Carl H. Lindner College of Business a Hotbed for International Graduate Students

The University of Cincinnati's Carl H. Lindner College of Business is a hotbed for international students seeking a quality graduate program and a place to enhance their business specialty.

The college has seen a strong uptick in graduate program enrollment, with an increase of 91 percent over the past four years, and much of that growth is from international students. Last fall, international students from 17 countries comprised 55 percent of master’s program enrollment.

“We have a solid reputation in India and China,” says Vivek Choudhury, associate dean of Graduate Programs at the Lindner College of Business. “If you look at our international student satisfaction rankings, we are in the top eight as a university.”

The surge in international enrollment, in part, is driven by partnerships with international schools that send their students to Lindner. However, that rise poses a challenge for Lindner faculty and staff to help those students unfamiliar with American culture.
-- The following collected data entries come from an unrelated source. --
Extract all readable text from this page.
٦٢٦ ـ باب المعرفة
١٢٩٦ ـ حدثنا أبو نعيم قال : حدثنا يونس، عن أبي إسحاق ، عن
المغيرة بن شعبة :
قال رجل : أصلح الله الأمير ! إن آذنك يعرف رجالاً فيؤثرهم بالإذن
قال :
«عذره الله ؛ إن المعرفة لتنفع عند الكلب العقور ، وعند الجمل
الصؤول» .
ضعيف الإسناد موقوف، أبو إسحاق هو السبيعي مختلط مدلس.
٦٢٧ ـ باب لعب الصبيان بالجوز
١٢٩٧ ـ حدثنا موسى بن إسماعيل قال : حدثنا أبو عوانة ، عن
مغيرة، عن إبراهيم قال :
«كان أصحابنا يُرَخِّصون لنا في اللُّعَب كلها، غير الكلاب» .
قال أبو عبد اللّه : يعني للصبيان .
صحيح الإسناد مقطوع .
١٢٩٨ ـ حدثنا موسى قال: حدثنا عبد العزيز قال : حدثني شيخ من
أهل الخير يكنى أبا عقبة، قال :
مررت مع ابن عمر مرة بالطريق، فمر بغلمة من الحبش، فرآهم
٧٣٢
Last year, Lindner’s Graduate Programs office hired one of its students, Rufan Li, as a cultural resource for Chinese students. She’s now a full-time advisor in the Graduate Programs office.

Her position is one of a kind, as no other liaisons are assigned to help students from specific countries, Choudhury says.

Among her accomplishments, Li has started a group in QQ International, the Chinese equivalent of Facebook, to help Chinese students at Lindner connect and share resources. She’s also prepared a guide for incoming Chinese students on topics ranging from how to open a bank account to where to shop around UC.

“The acculturation process is a little harder for the Chinese students, primarily for language reasons and because it’s a very different culture.”

The Lindner College of Business also implemented a two- to three-week language/cultural workshop last fall for all incoming Chinese students without a U.S. degree.

“The goal is to get them comfortable with the American academic system,” Choudhury says.